James Lewis, suspect in Tylenol poisonings that killed seven in 1982, found dead at Cambridge home

The suspect in the Chicago-area poisonings that triggered a nationwide scare was 76 years old.

James Lewis holds documents at federal court
James Lewis, who was a leading suspect in the 1982 murders of seven people who swallowed tainted Tylenol, holds documents at federal court, June 5, 1984, in Kansas City, Mo. Keith Myers/The Kansas City Star via AP, File

CAMBRIDGE, Mass. (AP) — The suspect in the 1982 Tylenol poisonings that killed seven people in the Chicago area and triggered a nationwide scare has died, police confirmed on Monday.

Officers, firefighters and EMTs responding to a report of unresponsive person about 4 p.m. Sunday found James Lewis dead in his Cambridge, Massachusetts, home, Cambridge Police Superintendent Frederick Cabral said in a statement. He was 76, police said.

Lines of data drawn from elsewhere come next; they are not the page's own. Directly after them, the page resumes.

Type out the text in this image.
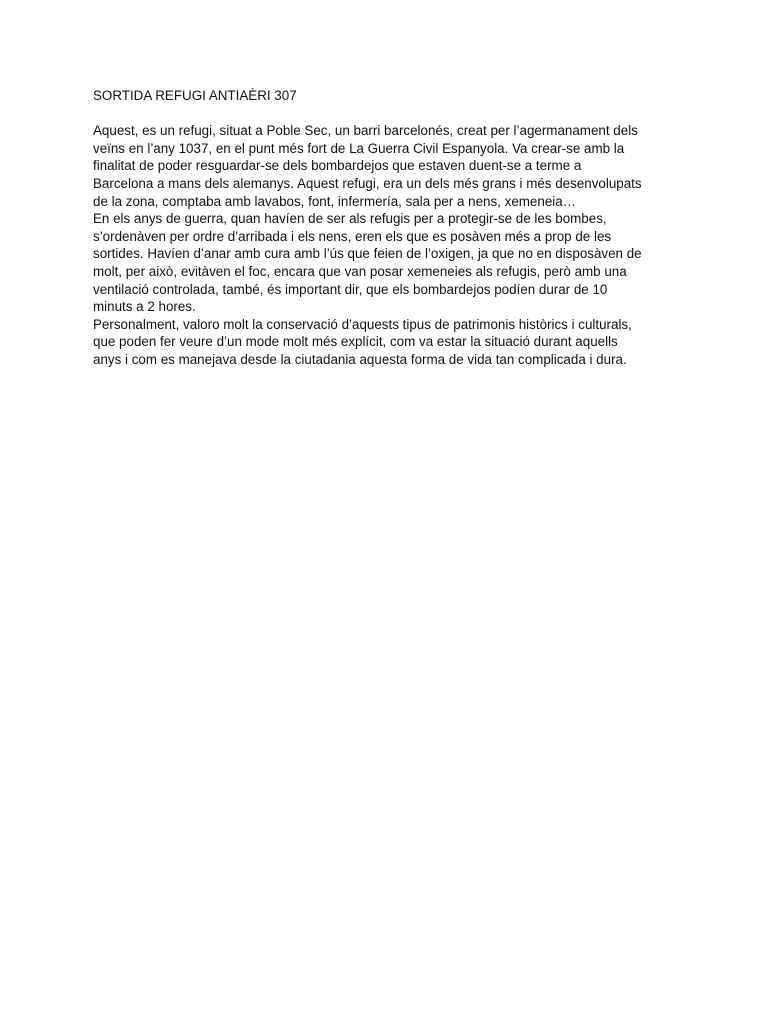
SORTIDA REFUGI ANTIAÈRI 307
Aquest, es un refugi, situat a Poble Sec, un barri barcelonés, creat per l’agermanament dels
veïns en l’any 1037, en el punt més fort de La Guerra Civil Espanyola. Va crear-se amb la
finalitat de poder resguardar-se dels bombardejos que estaven duent-se a terme a
Barcelona a mans dels alemanys. Aquest refugi, era un dels més grans i més desenvolupats
de la zona, comptaba amb lavabos, font, infermería, sala per a nens, xemeneia…
En els anys de guerra, quan havíen de ser als refugis per a protegir-se de les bombes,
s’ordenàven per ordre d’arribada i els nens, eren els que es posàven més a prop de les
sortides. Havíen d’anar amb cura amb l’ús que feien de l’oxigen, ja que no en disposàven de
molt, per això, evitàven el foc, encara que van posar xemeneies als refugis, però amb una
ventilació controlada, també, és important dir, que els bombardejos podíen durar de 10
minuts a 2 hores.
Personalment, valoro molt la conservació d’aquests tipus de patrimonis històrics i culturals,
que poden fer veure d’un mode molt més explícit, com va estar la situació durant aquells
anys i com es manejava desde la ciutadania aquesta forma de vida tan complicada i dura.
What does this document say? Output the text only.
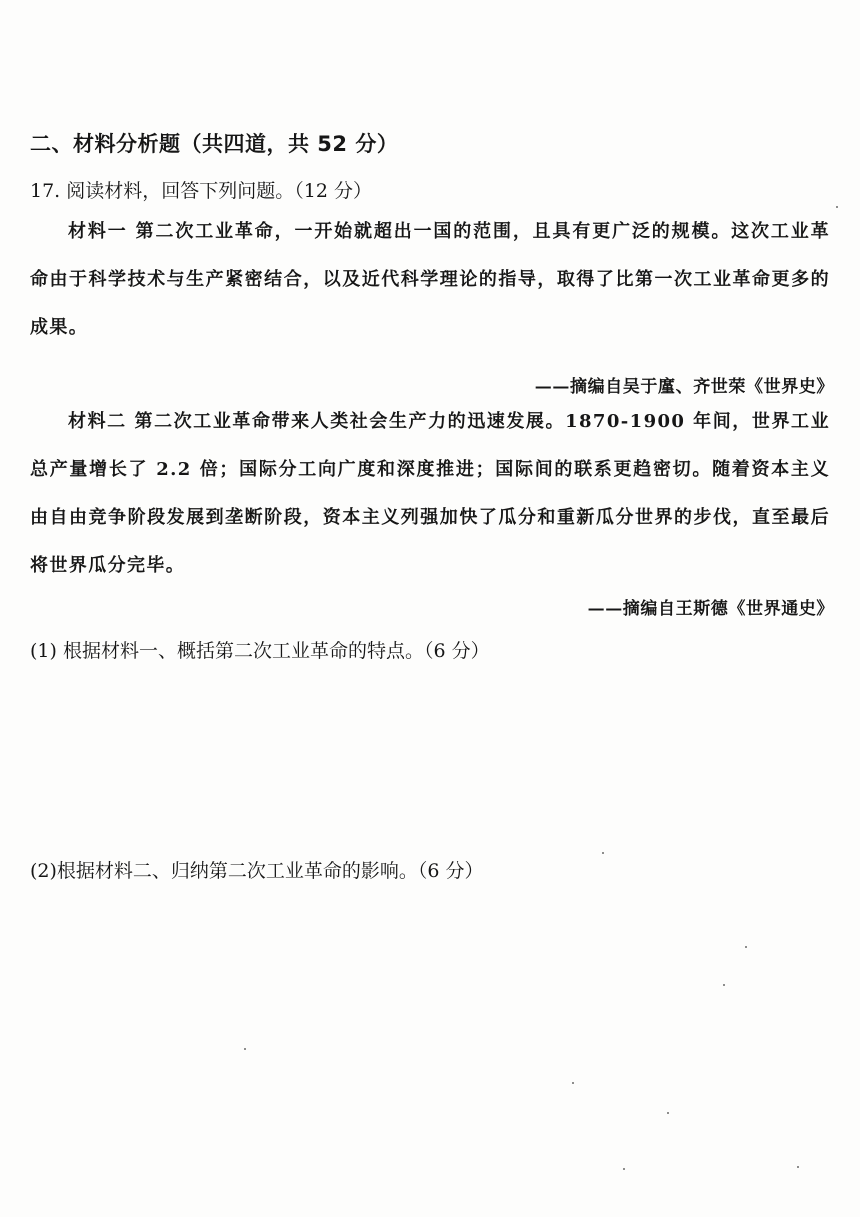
二、材料分析题（共四道，共 52 分）
17. 阅读材料，回答下列问题。（12 分）
材料一 第二次工业革命，一开始就超出一国的范围，且具有更广泛的规模。这次工业革命由于科学技术与生产紧密结合，以及近代科学理论的指导，取得了比第一次工业革命更多的成果。
——摘编自吴于廑、齐世荣《世界史》
材料二 第二次工业革命带来人类社会生产力的迅速发展。1870-1900 年间，世界工业总产量增长了 2.2 倍；国际分工向广度和深度推进；国际间的联系更趋密切。随着资本主义由自由竞争阶段发展到垄断阶段，资本主义列强加快了瓜分和重新瓜分世界的步伐，直至最后将世界瓜分完毕。
——摘编自王斯德《世界通史》
(1) 根据材料一、概括第二次工业革命的特点。（6 分）
(2)根据材料二、归纳第二次工业革命的影响。（6 分）
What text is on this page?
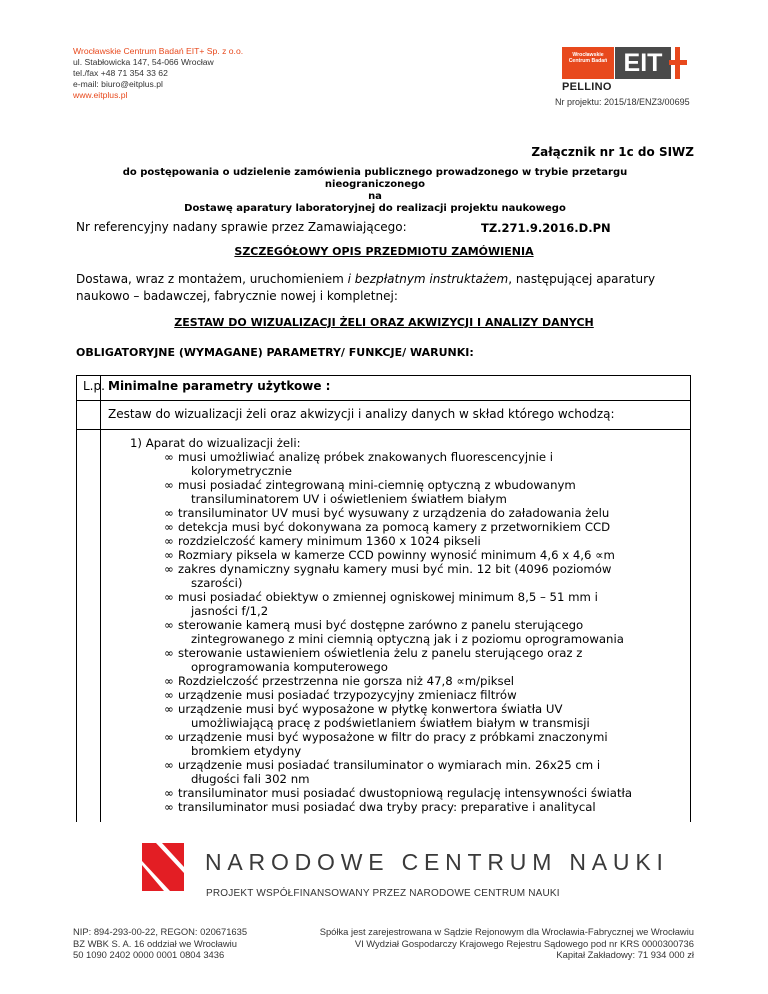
Wrocławskie Centrum Badań EIT+ Sp. z o.o.
ul. Stabłowicka 147, 54-066 Wrocław
tel./fax +48 71 354 33 62
e-mail: biuro@eitplus.pl
www.eitplus.pl
Wrocławskie Centrum Badań EIT
PELLINO
Nr projektu: 2015/18/ENZ3/00695
Załącznik nr 1c do SIWZ
do postępowania o udzielenie zamówienia publicznego prowadzonego w trybie przetargu
nieograniczonego
na
Dostawę aparatury laboratoryjnej do realizacji projektu naukowego
Nr referencyjny nadany sprawie przez Zamawiającego:	TZ.271.9.2016.D.PN
SZCZEGÓŁOWY OPIS PRZEDMIOTU ZAMÓWIENIA
Dostawa, wraz z montażem, uruchomieniem i bezpłatnym instruktażem, następującej aparatury naukowo – badawczej, fabrycznie nowej i kompletnej:
ZESTAW DO WIZUALIZACJI ŻELI ORAZ AKWIZYCJI I ANALIZY DANYCH
OBLIGATORYJNE (WYMAGANE) PARAMETRY/ FUNKCJE/ WARUNKI:
L.p. Minimalne parametry użytkowe :
Zestaw do wizualizacji żeli oraz akwizycji i analizy danych w skład którego wchodzą:
1) Aparat do wizualizacji żeli:
∞ musi umożliwiać analizę próbek znakowanych fluorescencyjnie i
kolorymetrycznie
∞ musi posiadać zintegrowaną mini-ciemnię optyczną z wbudowanym
transiluminatorem UV i oświetleniem światłem białym
∞ transiluminator UV musi być wysuwany z urządzenia do załadowania żelu
∞ detekcja musi być dokonywana za pomocą kamery z przetwornikiem CCD
∞ rozdzielczość kamery minimum 1360 x 1024 pikseli
∞ Rozmiary piksela w kamerze CCD powinny wynosić minimum 4,6 x 4,6 ∝m
∞ zakres dynamiczny sygnału kamery musi być min. 12 bit (4096 poziomów
szarości)
∞ musi posiadać obiektyw o zmiennej ogniskowej minimum 8,5 – 51 mm i
jasności f/1,2
∞ sterowanie kamerą musi być dostępne zarówno z panelu sterującego
zintegrowanego z mini ciemnią optyczną jak i z poziomu oprogramowania
∞ sterowanie ustawieniem oświetlenia żelu z panelu sterującego oraz z
oprogramowania komputerowego
∞ Rozdzielczość przestrzenna nie gorsza niż 47,8 ∝m/piksel
∞ urządzenie musi posiadać trzypozycyjny zmieniacz filtrów
∞ urządzenie musi być wyposażone w płytkę konwertora światła UV
umożliwiającą pracę z podświetlaniem światłem białym w transmisji
∞ urządzenie musi być wyposażone w filtr do pracy z próbkami znaczonymi
bromkiem etydyny
∞ urządzenie musi posiadać transiluminator o wymiarach min. 26x25 cm i
długości fali 302 nm
∞ transiluminator musi posiadać dwustopniową regulację intensywności światła
∞ transiluminator musi posiadać dwa tryby pracy: preparative i analitycal
NARODOWE CENTRUM NAUKI
PROJEKT WSPÓŁFINANSOWANY PRZEZ NARODOWE CENTRUM NAUKI
NIP: 894-293-00-22, REGON: 020671635
BZ WBK S. A. 16 oddział we Wrocławiu
50 1090 2402 0000 0001 0804 3436
Spółka jest zarejestrowana w Sądzie Rejonowym dla Wrocławia-Fabrycznej we Wrocławiu
VI Wydział Gospodarczy Krajowego Rejestru Sądowego pod nr KRS 0000300736
Kapitał Zakładowy: 71 934 000 zł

“Following an investigation, Lewis’ death was determined to be not suspicious,” the statement said.

No one was ever charged in the deaths of seven people who took drugs laced with cyanide. Lewis served more than 12 years in prison for sending an extortion note to Johnson & Johnson, demanding $1 million to “stop the killing.”


When he was arrested in 1982 after a nationwide manhunt, he gave investigators a detailed account of how the killer might have operated. Lewis later admitted sending the letter and demanding the money, but he said he never intended to collect it.